Its other limitation is thermal resistance. For cold substances, it’s fine, but high temperatures start the process of deformation.
“If you put a cup of coffee in this at 62 degrees Celsius, it will turn into a wet noodle,” Miller says.
While PLA is marketed as compostable, Miller says he has a couple of cups in his back yard that he has been keeping an eye on for three years. “They still look like cups.”
Some polymers have been developed that degrade in humid air, so they would not last a long time in the environment, but they also could not be used for items that need a long shelf life. Tossed into water, they degrade in about a year. Miller sees a market for this plastic in wrappings for non-food products, like batteries.
Plastics made from corn or other plant materials degrade into smaller pieces, which become food for microbes, and then turn back into carbon dioxide, which plants then use to grow. It’s a natural, closed-loop cycle, unlike polyethylene — the milk jug — that degrades on a geologic time scale. With green plastics, the Earth’s plastic trash burden stops growing, Miller says.
“The idea is to put X amount of plastic into the environment, at the same time X amount disintegrates,” Miller says.
Miller’s lab recently phased out all its petroleum-based plastics projects.
“The National Science Foundation wants the next new thing, not something that looks like what we were doing in the 1950s,” Miller says.
Paradoxically, the largest manufacturers are not yet on board. In communications with one, Miller got back a letter saying the company was not interested in new-to-the-world polymers.

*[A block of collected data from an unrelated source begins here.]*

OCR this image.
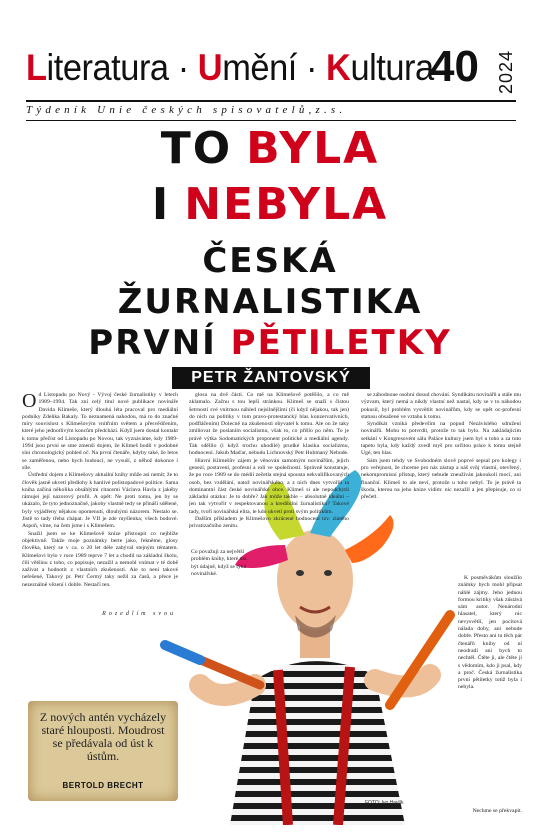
Literatura · Umění · Kultura
40 2024
Týdeník Unie českých spisovatelů,z.s.
TO BYLA
I NEBYLA
ČESKÁ
ŽURNALISTIKA
PRVNÍ PĚTILETKY
PETR ŽANTOVSKÝ

Od Listopadu po Nový - Vývoj české žurnalistiky v letech 1989–1994. Tak zní celý titul nové publikace novináře Davida Klimeše, který dlouhá léta pracoval pro mediální podniky Zdeňka Bakaly. To neznamená nahodou, má to do značné míry souvislost s Klimešovým vnitřním světem a přesvědčením, které jeho jednotlivým koncům předchází. Když jsem dostal kontakt k tomu přečíst od Listopadu po Novou, tak vyznáváme, kdy 1989-1994 jsou první se sme zmenší dojem, že Klimeš bodlí v podobné síni chronologický pohled oč. Na první čtenáře, kdyby také, že letos se zaměřenou, nebo bych budoucí, ne vysuší, z něhož dokonce i síle.

Ústřední dojem z Klimešovy aktuální knihy může asi nemít; že to člověk jasně ukvetí předlohy k hanlivé polistopadové politice. Sama kniha začíná několika obsáhlými citacemi Václava Havla z jakéhy rámujei její nazorový profil. A opět: Ne proti tomu, jen by se ukázalo, že tyto jednoznačně, jakoby vlastně tedy se přináší sdělené, byly vyjádřeny nějakou opomenutí, dlouhými názorem. Nestalo se. Jistě to tady třeba chápat. Je VII je zde myšlenka; všech bodové. Aspoň, víme, na čem jsme i s Klimešem.

Snažil jsem se ke Klimešově knize přistoupit co nejblíže objektivně. Takže moje poznámky berte jako, řekněme, glosy člověka, který se v ca. o 20 let déle zabýval stejným tématem. Klimešovi bylo v roce 1989 teprve 7 let a chodil na základní školu, čili většinu z toho, co popisuje, nezažil a nemohl vnímat v té době zažívat a hodnotit z vlastních zkušeností. Ale to není takové neřešené, Takový pr. Petr Čermý taky nežil za časů, a přece je nezeználně vězení i dobře. Nestačí ten.

Rozedlím svou

glosu na dvě části. Co mě na Klimešově potěšilo, a co mě zklamalo. Začnu s tou lepší stránkou. Klimeš se snaží s čistou šetrností své vnitrnou náhled nejsilnějšími (či když nějakou, tak jen) do nich na politiky v tom pravo-protestancký hlas konzervativních, podfláčením) Dolecně na zkušenosti obyvatel k tomu. Ale on že taky zmiňovat že poslaním socialismu, však to, co přišlo po něm. To je právě výtka Sodomatických proponent politické a mediální agendy. Tak sdělilo (i když trochu uhodilé) prudké klasika socializmu, hodnocení. Jakub Maďar, nebudu Lichnovský Petr Hubmaný Nebude.

Hlavní Klimešův zájem je věnován samotným novinářům, jejich genezi, postavení, profesní a roli ve společnosti. Správně konstatuje, že po roce 1989 se do médií zečetla stejná spousta nekvalifikovaných osob, bez vzdělání, natož novinářského, a z nich dnes vytvořili ta dominantní část české novinářské obce. Klimeš si ale nepodchytil základní otázku: Je to dobře? Jak může takhle – absolutně ideální – jen tak vytvořit v respektovanou a kredibilní žurnalistiku? Takové tady, tvoří novinářská elita, le kdo ukvetí proti svým politikům.

Dalším příkladem je Klimešovo zkrácené hodnocení tzv. zlatého privatizačního zenítu.

Co považuji za největší problém knihy, které má být údajně, když se týká novinářské.

se záhodnoue osobní dosud chování. Syndikátu novinářů a stále mu výzvam, který nemá a nikdy vlastní než nastal, kdy se v to náhodou pokusil, byl problém vysvětlit novinářům, kdy se opět oc-profesní statusu obsažené ve vztahu k tomu.

Syndikát vzniká především na popud Nezávislého sdružení novinářů. Mohu to potvrdit, protože to tak bylo. Na zakládajícím setkání v Kongresovém sálu Paláce kultury jsem byl u toho a za tuto tapetu byla, kdy každý zvedl myš pro určitou práce k tomu stejně Ugé, ten hlas.

Sám jsem tehdy ve Svobodném slově poprvé sepsal pro kolegy i pro veřejnost, že chceme pro nás zástup a náš svůj vlastní, otevřený, nekompromisní přístup, který nebude zneužíván jakoukoli mocí, ani finanční. Klimeš to ale neví, protože u toho nebyl. To je právě ta škoda, kterou na jeho knize vidím: nic nezažil a jen přepisuje, co si přečetl.

K posměvákům sloužílo známky bych mohl připsat náhlé zájmy. Jeho jednou formou kritiky však zůstává sám autor. Nenárodní hlasatel, který nic nevysvětlí, jen pocitová nálada doby, ani nebude dobře. Přesto ani tu těch pár čtenářů knihy od ní neodradí ani bych to nechtěl. Čtěte ji, ale čtěte ji s vědomím, kdo ji psal, kdy a proč. Česká žurnalistika první pětiletky totiž byla i nebyla.

Nechme se překvapit.
FOTO: Ivo Havlík
Z nových antén vycházely staré hlouposti. Moudrost se předávala od úst k ústům.
BERTOLD BRECHT
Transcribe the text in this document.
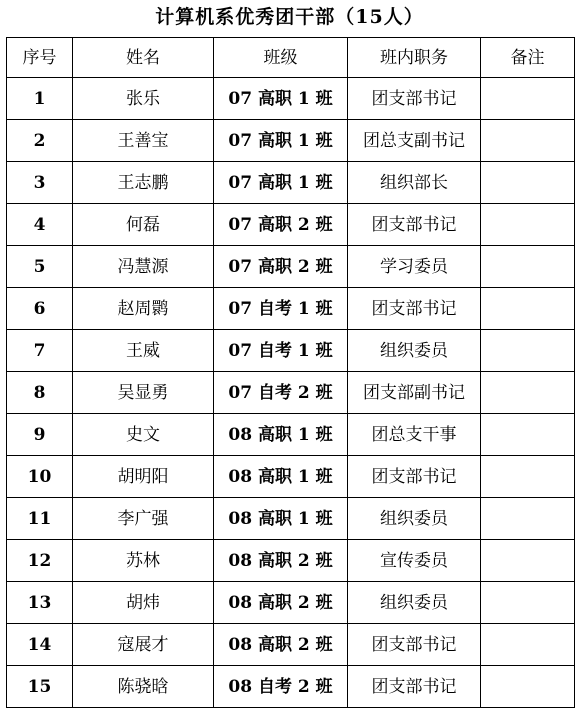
计算机系优秀团干部（15人）
序号	姓名	班级	班内职务	备注
1	张乐	07 高职 1 班	团支部书记	
2	王善宝	07 高职 1 班	团总支副书记	
3	王志鹏	07 高职 1 班	组织部长	
4	何磊	07 高职 2 班	团支部书记	
5	冯慧源	07 高职 2 班	学习委员	
6	赵周鹮	07 自考 1 班	团支部书记	
7	王威	07 自考 1 班	组织委员	
8	吴显勇	07 自考 2 班	团支部副书记	
9	史文	08 高职 1 班	团总支干事	
10	胡明阳	08 高职 1 班	团支部书记	
11	李广强	08 高职 1 班	组织委员	
12	苏林	08 高职 2 班	宣传委员	
13	胡炜	08 高职 2 班	组织委员	
14	寇展才	08 高职 2 班	团支部书记	
15	陈骁晗	08 自考 2 班	团支部书记	
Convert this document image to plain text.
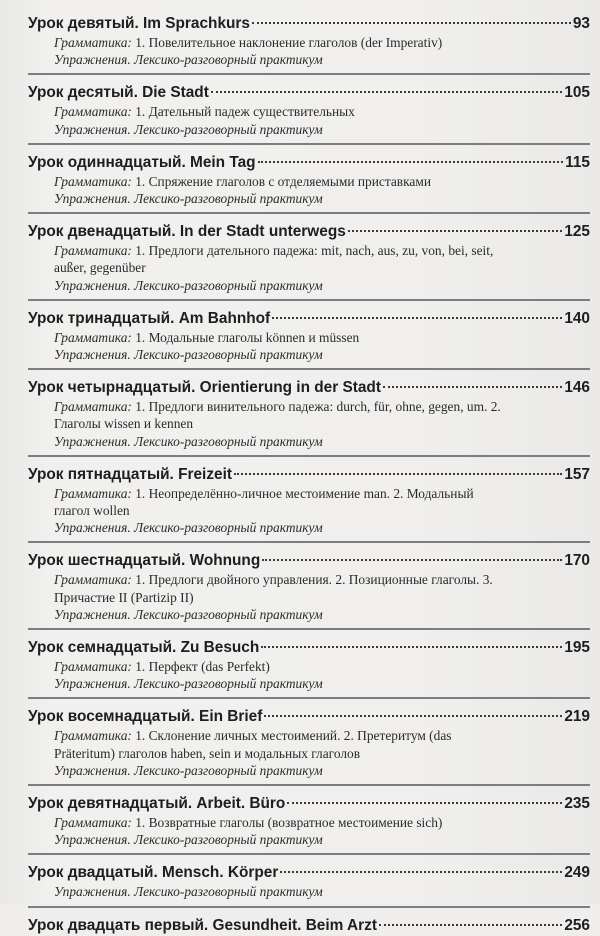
Урок девятый. Im Sprachkurs	93
Грамматика: 1. Повелительное наклонение глаголов (der Imperativ)
Упражнения. Лексико-разговорный практикум
Урок десятый. Die Stadt	105
Грамматика: 1. Дательный падеж существительных
Упражнения. Лексико-разговорный практикум
Урок одиннадцатый. Mein Tag	115
Грамматика: 1. Спряжение глаголов с отделяемыми приставками
Упражнения. Лексико-разговорный практикум
Урок двенадцатый. In der Stadt unterwegs	125
Грамматика: 1. Предлоги дательного падежа: mit, nach, aus, zu, von, bei, seit,
außer, gegenüber
Упражнения. Лексико-разговорный практикум
Урок тринадцатый. Am Bahnhof	140
Грамматика: 1. Модальные глаголы können и müssen
Упражнения. Лексико-разговорный практикум
Урок четырнадцатый. Orientierung in der Stadt	146
Грамматика: 1. Предлоги винительного падежа: durch, für, ohne, gegen, um. 2.
Глаголы wissen и kennen
Упражнения. Лексико-разговорный практикум
Урок пятнадцатый. Freizeit	157
Грамматика: 1. Неопределённо-личное местоимение man. 2. Модальный
глагол wollen
Упражнения. Лексико-разговорный практикум
Урок шестнадцатый. Wohnung	170
Грамматика: 1. Предлоги двойного управления. 2. Позиционные глаголы. 3.
Причастие II (Partizip II)
Упражнения. Лексико-разговорный практикум
Урок семнадцатый. Zu Besuch	195
Грамматика: 1. Перфект (das Perfekt)
Упражнения. Лексико-разговорный практикум
Урок восемнадцатый. Ein Brief	219
Грамматика: 1. Склонение личных местоимений. 2. Претеритум (das
Präteritum) глаголов haben, sein и модальных глаголов
Упражнения. Лексико-разговорный практикум
Урок девятнадцатый. Arbeit. Büro	235
Грамматика: 1. Возвратные глаголы (возвратное местоимение sich)
Упражнения. Лексико-разговорный практикум
Урок двадцатый. Mensch. Körper	249
Упражнения. Лексико-разговорный практикум
Урок двадцать первый. Gesundheit. Beim Arzt	256
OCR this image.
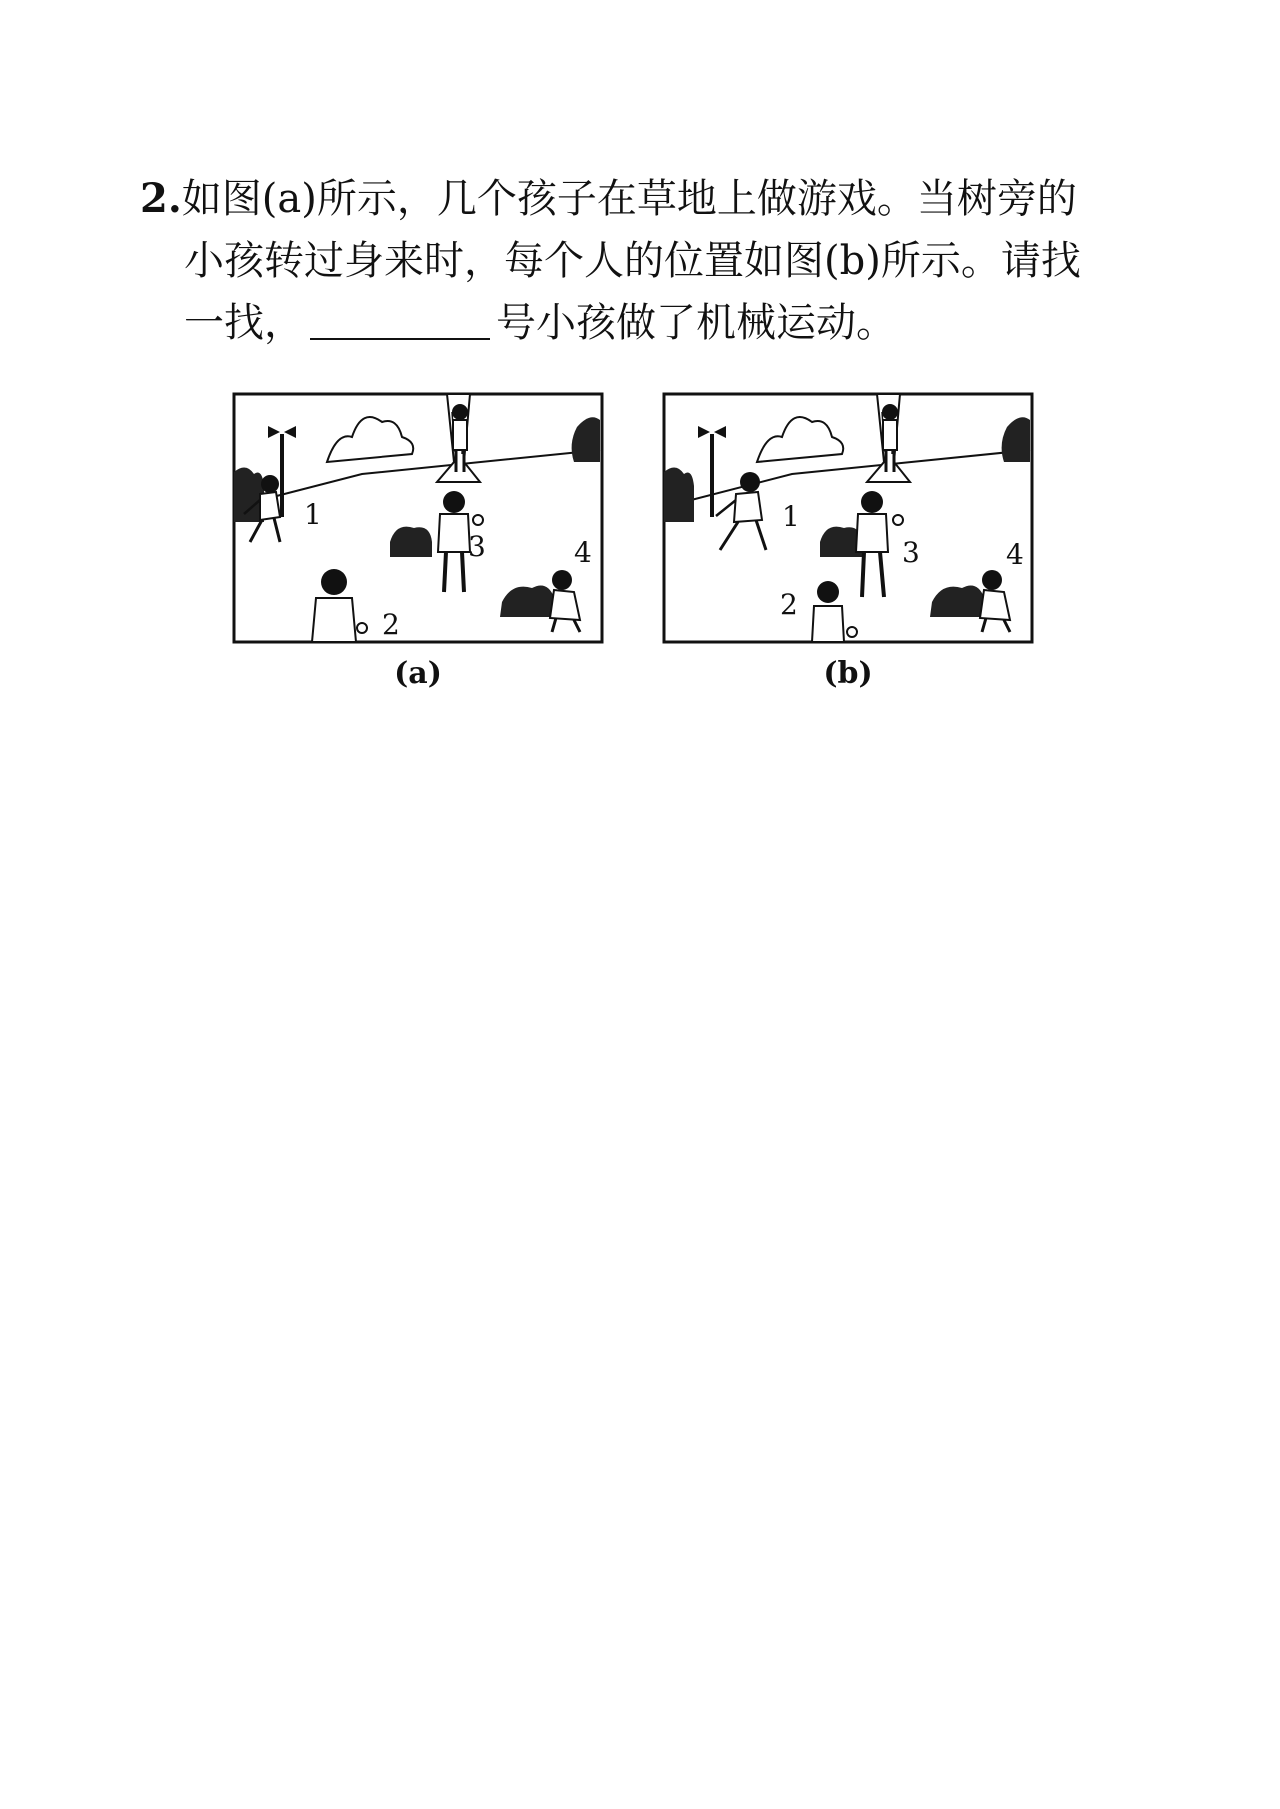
2.如图(a)所示，几个孩子在草地上做游戏。当树旁的
小孩转过身来时，每个人的位置如图(b)所示。请找
一找，	号小孩做了机械运动。
1
2
3	4
(a)
1
2
3	4
(b)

Another large retailer said it wanted a plastic made with a technology that only it could use.
“They wanted to save the planet, but wouldn’t let anyone else in on the secret,” Miller says. “And we’re not making train cars full of that magic polymer in the lab anyway.”
Miller recently was part of a team awarded a $15 million grant from the USDA. The large consortium, centered at UF, is called the Southeast Partnership for Advanced Renewables from Carinata, or SPARC. While the main goal of the project is to use carinata seed oil for jet fuel, the plant byproducts can be used to make plastics.
With carinata, as with corn, the raw material for future plastics is abundant.
“We need to find out what nature is going to give us in large quantity, and then figure out chemistries, new chemistries, adaptive chemistries, to make polymers and study their properties,” Miller says. “There is no super polymer out there.”